WatersFIN

“Black is the Color of My True Love’s Hair” (traditional, 19th C, Appalachians, based on an 18th C English folk song) covered by Patti Waters on Sings (ESP, 1966)

This lovely devotional folk song, first written down by the great Kentucky song collector John Jacob Niles was given a decisive twist in the late 1950s by Nina Simone, who brought out the civil rights era politics contained in celebrating the word “black”. Patty Waters’ version, recorded in 1965, is something else again. A crude biographical reading – that Waters, who is white, is singing about her lover and father of her child, Sun Ra Arkestra drummer Clifford Jarvis, who was black – only scratches the surface. Waters’ epic thirteen minute take on the song, accompanied by mystical sub-Cecil Taylor piano, bass and drums sounds like a kettle slowly rising to a boil. You can hear Albert Ayler, who recommended her to ESP, and his extraordinary take on standards like “Summertime” in Waters’ voice, as she moves from an achingly slow, erotic take on the words, individual syllables turning into pulsating drones, to a wordless moan, then an incantatory, stabbing repetition of the word black.
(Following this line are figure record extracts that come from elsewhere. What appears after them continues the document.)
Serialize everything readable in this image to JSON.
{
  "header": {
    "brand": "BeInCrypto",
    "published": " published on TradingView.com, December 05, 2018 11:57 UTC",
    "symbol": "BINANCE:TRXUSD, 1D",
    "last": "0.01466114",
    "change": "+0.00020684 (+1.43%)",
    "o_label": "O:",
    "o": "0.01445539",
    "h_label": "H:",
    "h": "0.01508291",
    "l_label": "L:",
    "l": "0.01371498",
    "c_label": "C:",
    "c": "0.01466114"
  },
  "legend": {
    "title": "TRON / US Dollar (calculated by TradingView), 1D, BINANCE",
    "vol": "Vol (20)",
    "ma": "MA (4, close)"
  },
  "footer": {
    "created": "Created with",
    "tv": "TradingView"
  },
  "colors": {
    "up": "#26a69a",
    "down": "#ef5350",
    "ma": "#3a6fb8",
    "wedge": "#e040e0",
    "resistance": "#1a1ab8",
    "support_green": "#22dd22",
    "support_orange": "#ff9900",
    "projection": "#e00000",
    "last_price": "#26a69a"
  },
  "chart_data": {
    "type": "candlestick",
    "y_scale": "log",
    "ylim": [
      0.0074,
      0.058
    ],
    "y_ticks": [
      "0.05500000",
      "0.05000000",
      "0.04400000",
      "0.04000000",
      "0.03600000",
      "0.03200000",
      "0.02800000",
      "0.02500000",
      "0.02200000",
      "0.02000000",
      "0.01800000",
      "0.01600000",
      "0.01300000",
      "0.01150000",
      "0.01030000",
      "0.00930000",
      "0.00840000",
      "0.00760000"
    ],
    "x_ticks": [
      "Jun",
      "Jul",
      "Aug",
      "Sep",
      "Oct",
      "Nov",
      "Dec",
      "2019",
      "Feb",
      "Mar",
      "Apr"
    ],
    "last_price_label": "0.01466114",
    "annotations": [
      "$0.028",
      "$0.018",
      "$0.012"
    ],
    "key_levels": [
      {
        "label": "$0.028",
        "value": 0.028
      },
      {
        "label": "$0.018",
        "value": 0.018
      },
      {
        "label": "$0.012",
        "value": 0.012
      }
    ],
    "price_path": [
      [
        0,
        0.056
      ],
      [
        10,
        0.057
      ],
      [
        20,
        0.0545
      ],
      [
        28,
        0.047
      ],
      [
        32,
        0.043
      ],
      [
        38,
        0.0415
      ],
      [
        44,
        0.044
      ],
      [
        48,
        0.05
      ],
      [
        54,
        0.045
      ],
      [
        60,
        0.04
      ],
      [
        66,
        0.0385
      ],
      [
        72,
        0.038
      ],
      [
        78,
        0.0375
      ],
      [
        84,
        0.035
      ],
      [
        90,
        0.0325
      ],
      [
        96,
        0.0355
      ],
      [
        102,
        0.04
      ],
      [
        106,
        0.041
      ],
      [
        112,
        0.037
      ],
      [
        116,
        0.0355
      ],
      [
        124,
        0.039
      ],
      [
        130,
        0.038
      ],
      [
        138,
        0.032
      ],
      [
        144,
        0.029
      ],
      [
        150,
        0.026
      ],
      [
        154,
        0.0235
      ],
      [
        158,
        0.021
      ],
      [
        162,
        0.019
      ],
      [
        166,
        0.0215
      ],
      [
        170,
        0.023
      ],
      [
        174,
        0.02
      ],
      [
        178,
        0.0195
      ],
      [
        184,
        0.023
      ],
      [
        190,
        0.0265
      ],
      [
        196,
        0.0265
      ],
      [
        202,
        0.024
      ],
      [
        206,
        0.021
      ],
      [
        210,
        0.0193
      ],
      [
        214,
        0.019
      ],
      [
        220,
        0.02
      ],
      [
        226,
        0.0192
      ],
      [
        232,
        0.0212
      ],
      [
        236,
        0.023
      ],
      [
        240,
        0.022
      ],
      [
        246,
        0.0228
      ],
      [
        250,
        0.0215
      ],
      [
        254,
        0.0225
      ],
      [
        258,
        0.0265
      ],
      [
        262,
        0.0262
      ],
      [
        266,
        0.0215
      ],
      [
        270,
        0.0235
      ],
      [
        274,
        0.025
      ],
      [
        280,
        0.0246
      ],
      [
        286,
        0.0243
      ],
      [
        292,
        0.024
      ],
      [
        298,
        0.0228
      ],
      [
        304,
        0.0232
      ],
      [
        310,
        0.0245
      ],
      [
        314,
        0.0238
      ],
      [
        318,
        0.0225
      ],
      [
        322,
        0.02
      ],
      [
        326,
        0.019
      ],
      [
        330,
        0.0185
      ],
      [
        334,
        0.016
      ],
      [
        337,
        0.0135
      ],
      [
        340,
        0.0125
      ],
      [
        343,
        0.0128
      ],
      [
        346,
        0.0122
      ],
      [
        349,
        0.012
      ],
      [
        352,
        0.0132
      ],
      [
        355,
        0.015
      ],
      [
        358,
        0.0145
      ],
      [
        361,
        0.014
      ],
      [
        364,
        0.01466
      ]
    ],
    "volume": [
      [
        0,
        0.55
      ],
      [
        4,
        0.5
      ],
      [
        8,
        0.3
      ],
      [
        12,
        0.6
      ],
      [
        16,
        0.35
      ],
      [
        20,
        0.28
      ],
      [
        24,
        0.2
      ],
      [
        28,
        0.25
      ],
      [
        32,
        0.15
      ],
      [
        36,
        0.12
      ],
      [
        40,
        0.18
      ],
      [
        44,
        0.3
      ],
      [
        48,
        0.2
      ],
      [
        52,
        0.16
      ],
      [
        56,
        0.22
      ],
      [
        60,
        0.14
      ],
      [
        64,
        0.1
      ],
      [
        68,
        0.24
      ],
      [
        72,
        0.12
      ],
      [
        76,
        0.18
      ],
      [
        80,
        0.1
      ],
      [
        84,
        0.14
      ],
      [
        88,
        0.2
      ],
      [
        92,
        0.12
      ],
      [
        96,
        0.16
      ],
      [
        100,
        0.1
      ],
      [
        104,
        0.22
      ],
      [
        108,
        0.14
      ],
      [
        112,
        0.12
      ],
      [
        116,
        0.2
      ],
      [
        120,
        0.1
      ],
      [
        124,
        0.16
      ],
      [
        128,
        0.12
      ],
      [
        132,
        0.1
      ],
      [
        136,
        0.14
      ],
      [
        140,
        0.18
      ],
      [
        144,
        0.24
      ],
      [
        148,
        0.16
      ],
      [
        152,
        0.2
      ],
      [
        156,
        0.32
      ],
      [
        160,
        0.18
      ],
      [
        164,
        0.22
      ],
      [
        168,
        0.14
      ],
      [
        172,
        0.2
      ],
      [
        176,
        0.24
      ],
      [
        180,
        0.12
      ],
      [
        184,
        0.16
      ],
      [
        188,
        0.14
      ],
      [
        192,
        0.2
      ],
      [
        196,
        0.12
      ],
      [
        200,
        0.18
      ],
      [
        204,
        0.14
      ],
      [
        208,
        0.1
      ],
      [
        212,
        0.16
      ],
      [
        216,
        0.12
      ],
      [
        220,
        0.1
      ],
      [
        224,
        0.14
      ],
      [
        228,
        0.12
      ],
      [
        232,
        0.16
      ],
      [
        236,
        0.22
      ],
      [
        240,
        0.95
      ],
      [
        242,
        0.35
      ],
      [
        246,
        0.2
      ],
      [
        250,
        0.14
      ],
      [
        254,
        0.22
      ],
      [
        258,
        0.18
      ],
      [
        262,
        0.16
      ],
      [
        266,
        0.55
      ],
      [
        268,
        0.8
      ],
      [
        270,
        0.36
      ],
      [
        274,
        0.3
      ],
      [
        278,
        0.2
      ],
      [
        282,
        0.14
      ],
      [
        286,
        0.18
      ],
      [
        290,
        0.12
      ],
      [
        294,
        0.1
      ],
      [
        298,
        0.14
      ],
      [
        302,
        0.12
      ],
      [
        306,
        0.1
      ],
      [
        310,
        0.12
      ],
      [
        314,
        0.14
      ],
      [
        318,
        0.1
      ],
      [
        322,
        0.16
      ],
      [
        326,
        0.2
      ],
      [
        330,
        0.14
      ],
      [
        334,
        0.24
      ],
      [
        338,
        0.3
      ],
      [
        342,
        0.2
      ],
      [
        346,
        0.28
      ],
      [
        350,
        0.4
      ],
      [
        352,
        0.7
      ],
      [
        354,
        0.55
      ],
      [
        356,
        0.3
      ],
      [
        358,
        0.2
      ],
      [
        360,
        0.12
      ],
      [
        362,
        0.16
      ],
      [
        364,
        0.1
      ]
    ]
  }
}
It all builds to a crescendo containing not just a proud erotic celebration of Waters’ love for a black man, or a political act of solidarity with African American or global blackness, but the fully unleashed feminine power of darkness. Waters becomes black Mother Kali as universal force of embodied divine energy, joyfully tearing apart the known universe and rebuilding it as a space of manifested freedom into which women like Linda Sharrock, Yoko Ono, Patti Smith and Diamanda Galas would walk and develop their own voices and styles. And she doesn’t even get beyond the first verse of the song. Thirteen minutes. Imagine what might happen if she sang the whole song.